"I see it," he thought. "They'd ha' been smashed by a raking fire at short range. It would ha' been awful!"
The schooner had but little canvas spread as yet, and she picked her way carefully, slowly; but the channel was not a long one, after all.
"Out at sea!" exclaimed Guert, with a long breath of relief, at last. "Seems to me as if I'd been on shore a year. I was getting pretty sick of it."
"Lyme Avery," remarked his mate, as more sails were spreading, "it looks to me as if we were goin' to have a rough night. We'd better git well away from the coast."
"We'll do that," replied the captain, "and we'll run along in the track o' that Liverpool trader. She has pretty nigh a day the start of us."
"I understand that," thought Guert, overhearing them. "We're in for a race. We may be chased ourselves, too. It doesn't look to me as if a storm's coming, but they read weather signs better'n I can."
"Come," said a low voice in his ear; "I want to talk with you."
The summons was spoken in Dutch, such as Guert had been accustomed to hear in old days upon Manhattan Island. Somehow or other the sound of it was very pleasant to him. He turned even eagerly to follow Groot, and was led forward almost to the heel of the bowsprit.

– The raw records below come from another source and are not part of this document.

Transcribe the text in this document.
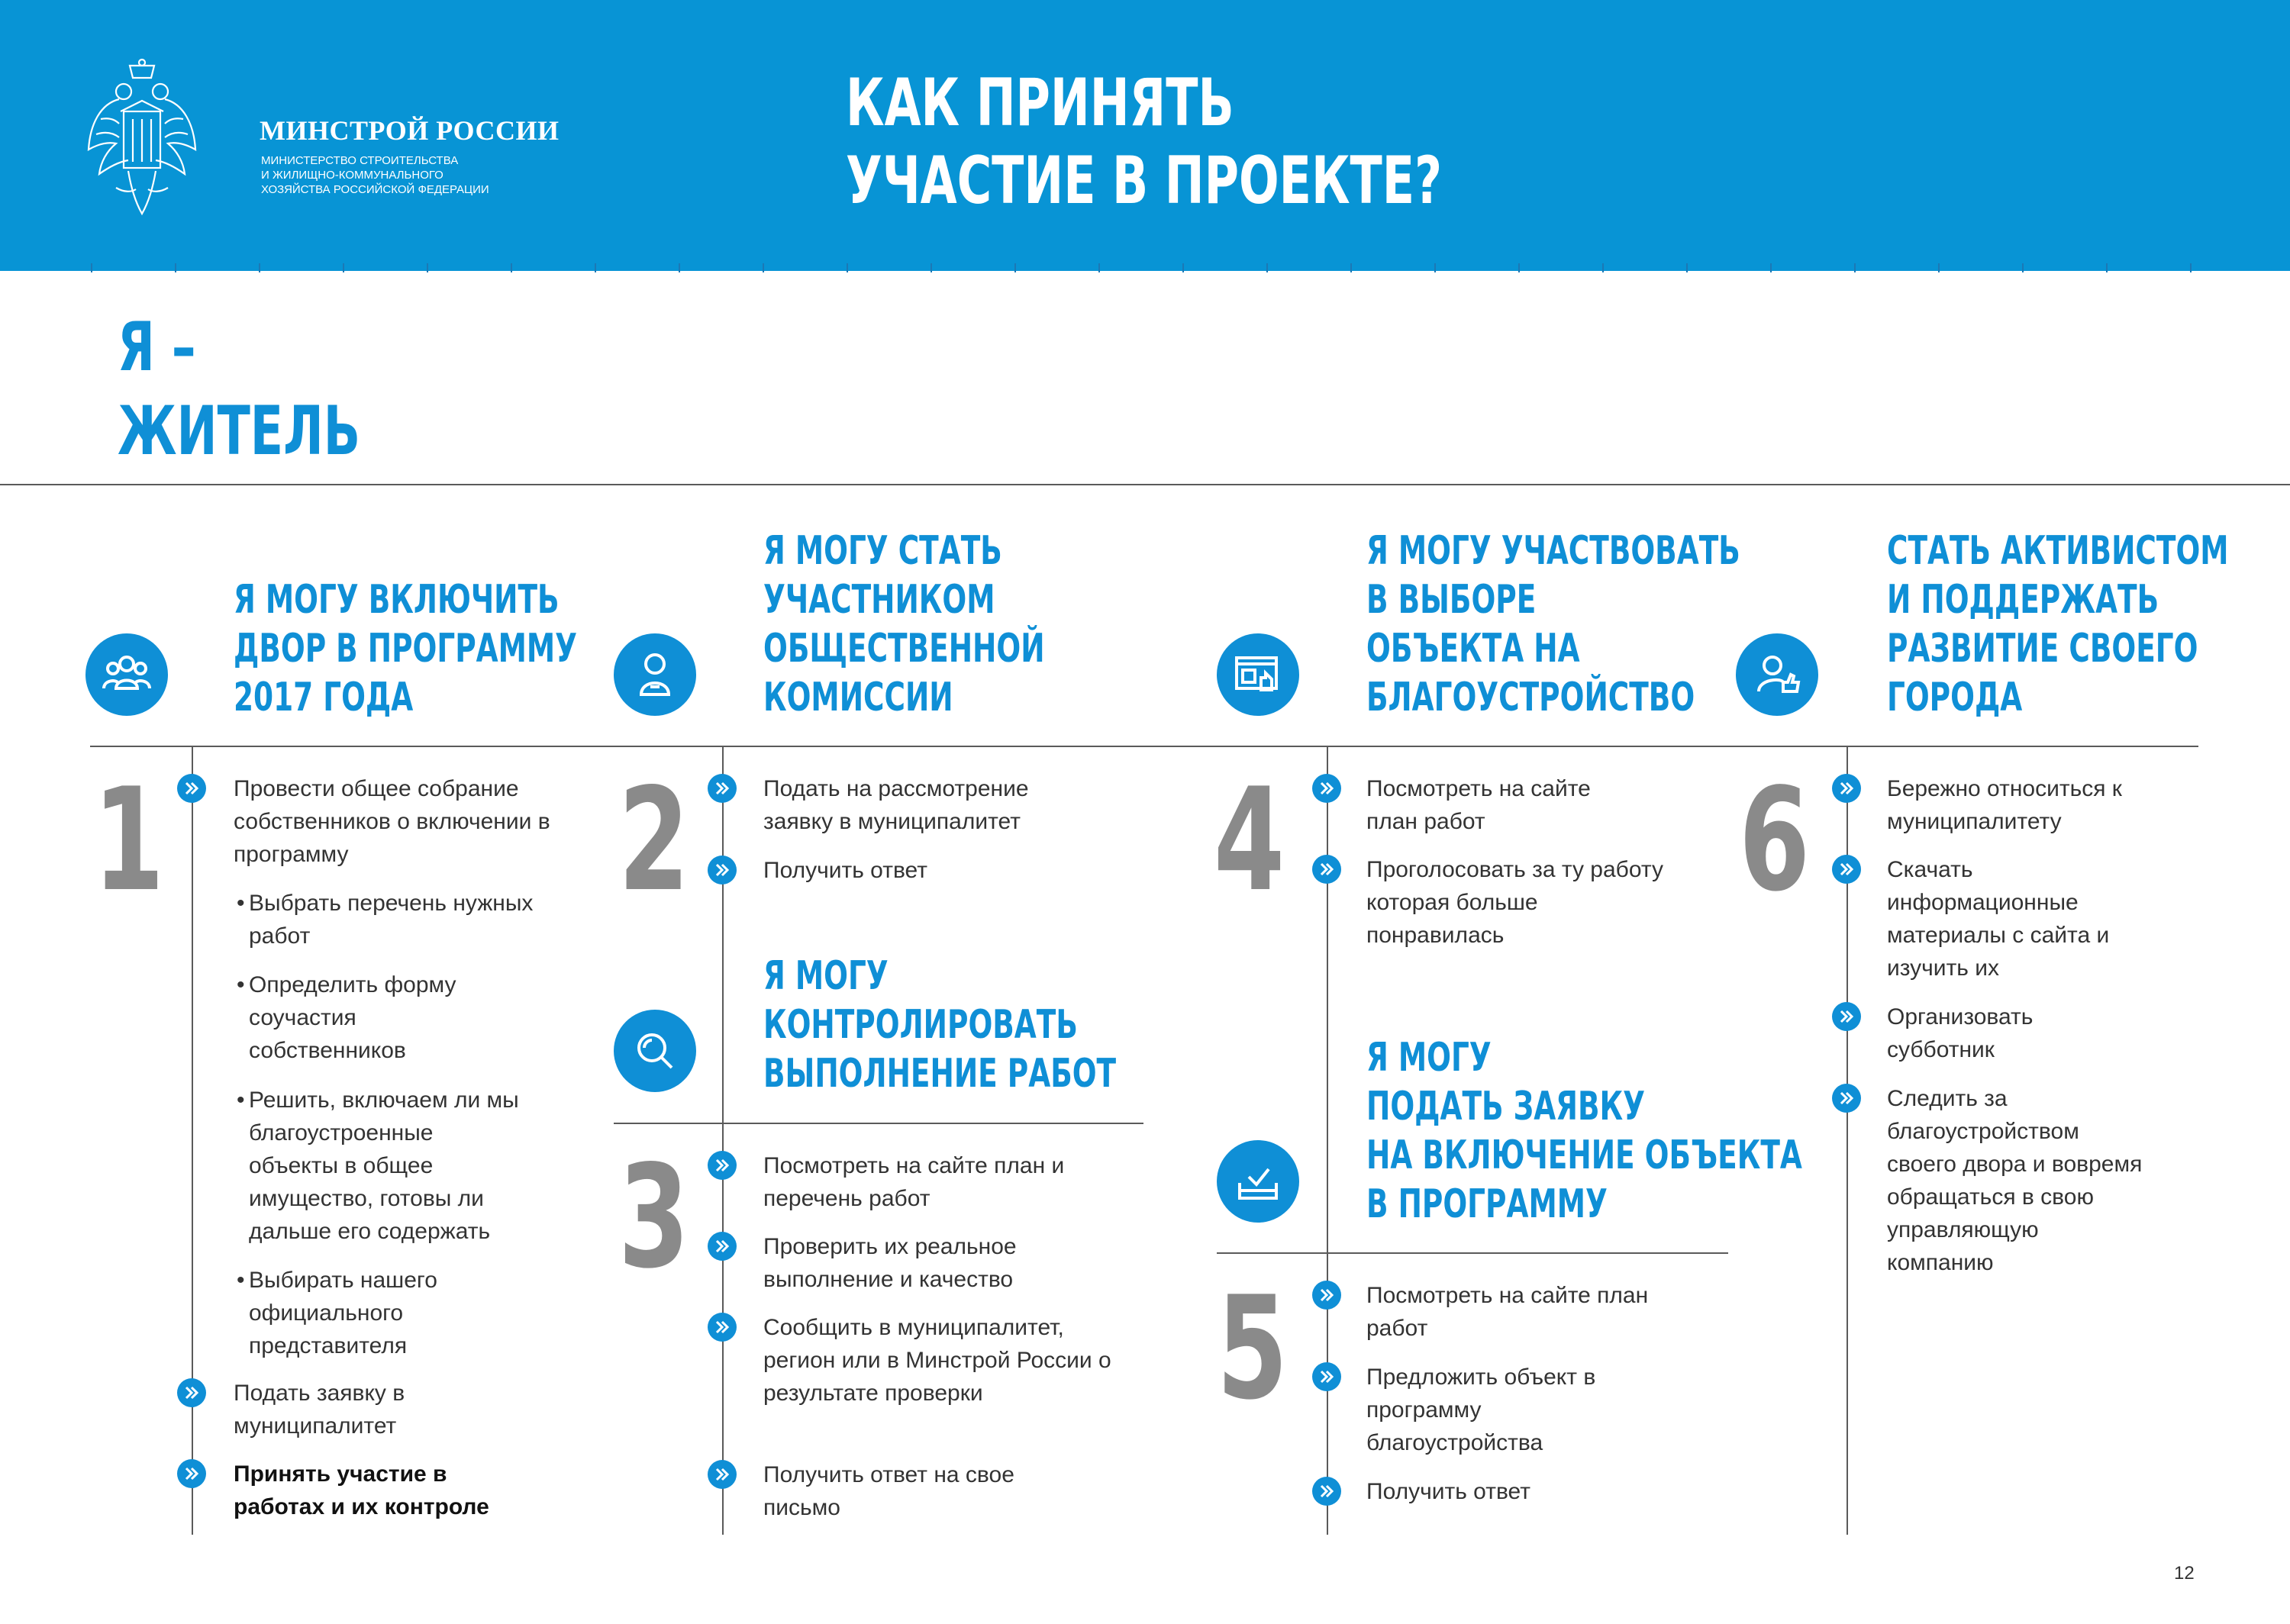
МИНСТРОЙ РОССИИ
МИНИСТЕРСТВО СТРОИТЕЛЬСТВА
И ЖИЛИЩНО-КОММУНАЛЬНОГО
ХОЗЯЙСТВА РОССИЙСКОЙ ФЕДЕРАЦИИ
КАК ПРИНЯТЬ
УЧАСТИЕ В ПРОЕКТЕ?
Я –
ЖИТЕЛЬ
Я МОГУ ВКЛЮЧИТЬ
ДВОР В ПРОГРАММУ
2017 ГОДА
1	Провести общее собрание собственников о включении в программу
• Выбрать перечень нужных работ
• Определить форму соучастия собственников
• Решить, включаем ли мы благоустроенные объекты в общее имущество, готовы ли дальше его содержать
• Выбирать нашего официального представителя
Подать заявку в муниципалитет
Принять участие в работах и их контроле
Я МОГУ СТАТЬ
УЧАСТНИКОМ
ОБЩЕСТВЕННОЙ
КОМИССИИ
2	Подать на рассмотрение заявку в муниципалитет
Получить ответ
Я МОГУ
КОНТРОЛИРОВАТЬ
ВЫПОЛНЕНИЕ РАБОТ
3	Посмотреть на сайте план и перечень работ
Проверить их реальное выполнение и качество
Сообщить в муниципалитет, регион или в Минстрой России о результате проверки
Получить ответ на свое письмо
Я МОГУ УЧАСТВОВАТЬ
В ВЫБОРЕ
ОБЪЕКТА НА
БЛАГОУСТРОЙСТВО
4	Посмотреть на сайте план работ
Проголосовать за ту работу которая больше понравилась
Я МОГУ
ПОДАТЬ ЗАЯВКУ
НА ВКЛЮЧЕНИЕ ОБЪЕКТА
В ПРОГРАММУ
5	Посмотреть на сайте план работ
Предложить объект в программу благоустройства
Получить ответ
СТАТЬ АКТИВИСТОМ
И ПОДДЕРЖАТЬ
РАЗВИТИЕ СВОЕГО
ГОРОДА
6	Бережно относиться к муниципалитету
Скачать информационные материалы с сайта и изучить их
Организовать субботник
Следить за благоустройством своего двора и вовремя обращаться в свою управляющую компанию
12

"Now, my boy," said the escaped pirate, "we are by ourselves. I know you like a book. I have talked with Coco and Up-na-tan. They say you know all about their having been freebooters, long ago. They call it Kidd business. Now, I never was really one of that kind, but there are ways for one buccaneer to know another, soon as he sees him, or talks with him."
"Yes," replied Guert, "they say so. It's by handgrips and signs and words. I know some of 'em now."